Pesca e pescadores: pesquisadores da PUCRS avaliam a pesca na lagoa do Casamento
Os navegadores pouco conhecem a atividade dos pescadores com quem
compartilham as águas. Conheça a realidade da pesca, especialmente na Lagoa
do Casamento, através do trabalho dedicado de um grupo de biólogos
sob o comando de um velejador

Paulo Cesar Carvalho Milani – Biólogo, Consultor Ambiental
Aloísio Sirangelo Braun – Biólogo, Bolsista de Pós-Doutorado – PUCRS
Nelson Ferreira Fontoura – Professor Titular - PUCRS
*

 

1.      Pequeno histórico da atividade pesqueira
A produção pesqueira nacional é constituída da pesca artesanal, pesca industrial e do cultivo de organismos aquáticos ou aqüicultura. Estima-se que na atividade pesqueira existam aproximadamente 700 mil pescadores, agrupados em 400 colônias, distribuídas em 23 Federações Estaduais e 18 Capatazias. Cerca de quatro milhões de pessoas dependem direta ou indiretamente da atividade pesqueira. Desses pescadores, 21% atuam na região Norte; 39% na região Nordeste; 18% na região Sudeste e 22% na região Sul.

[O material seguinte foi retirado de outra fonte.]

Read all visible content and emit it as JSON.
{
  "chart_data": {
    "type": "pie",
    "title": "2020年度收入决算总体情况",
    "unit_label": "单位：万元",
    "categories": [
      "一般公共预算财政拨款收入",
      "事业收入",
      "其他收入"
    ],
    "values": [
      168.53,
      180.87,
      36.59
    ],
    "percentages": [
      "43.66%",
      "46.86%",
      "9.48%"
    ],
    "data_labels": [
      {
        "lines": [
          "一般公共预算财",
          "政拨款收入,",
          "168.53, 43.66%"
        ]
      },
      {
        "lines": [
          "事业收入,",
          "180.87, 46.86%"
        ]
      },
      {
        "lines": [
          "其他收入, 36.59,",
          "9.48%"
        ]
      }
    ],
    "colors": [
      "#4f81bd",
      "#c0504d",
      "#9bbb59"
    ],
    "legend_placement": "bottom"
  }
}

Relatos de pesca artesanal na região do estuário da laguna dos Patos remetem ao final do século passado. Neste período exportava-se pescado e seus derivados para os principais mercados do Brasil, Uruguai, Estados Unidos e vários países da Europa. Entretanto, a partir da década de 40 houve um declínio da pesca no Delta do Jacuí. Para isso concorreram vários fatores: o grande aumento do número de pescadores, a pesca predatória e a competição feita pelo pescado proveniente de Rio Grande.

2.      Resumo da regulamentação da atividade pesqueira
A pesca é institucionalizada no país através do Decreto-lei n.º 221 de 28 de fevereiro de 1967, no qual a atividade é definida como todo ato destinado a capturar ou extrair animais e vegetais que tenham na água seu normal ou mais freqüente meio de vida. Esta lei também enumera as modalidades estabelecidas e reconhece a natureza da pesca comercial. 

A regulamentação e controle dos aparelhos de pesca e implementos suscetíveis de serem
empregados na pesca e a proibição ou interdição de quaisquer usos destes petrechos
são competências do IBAMA

A portaria n.º N-038-A de 31 de Agosto de 1983 determina os tamanhos mínimos de capturas de algumas espécies de peixes de água doce e marinhos do Rio Grande do Sul. A tabela 1 destaca o tamanho mínimo para captura das espécies que habitam águas interiores.  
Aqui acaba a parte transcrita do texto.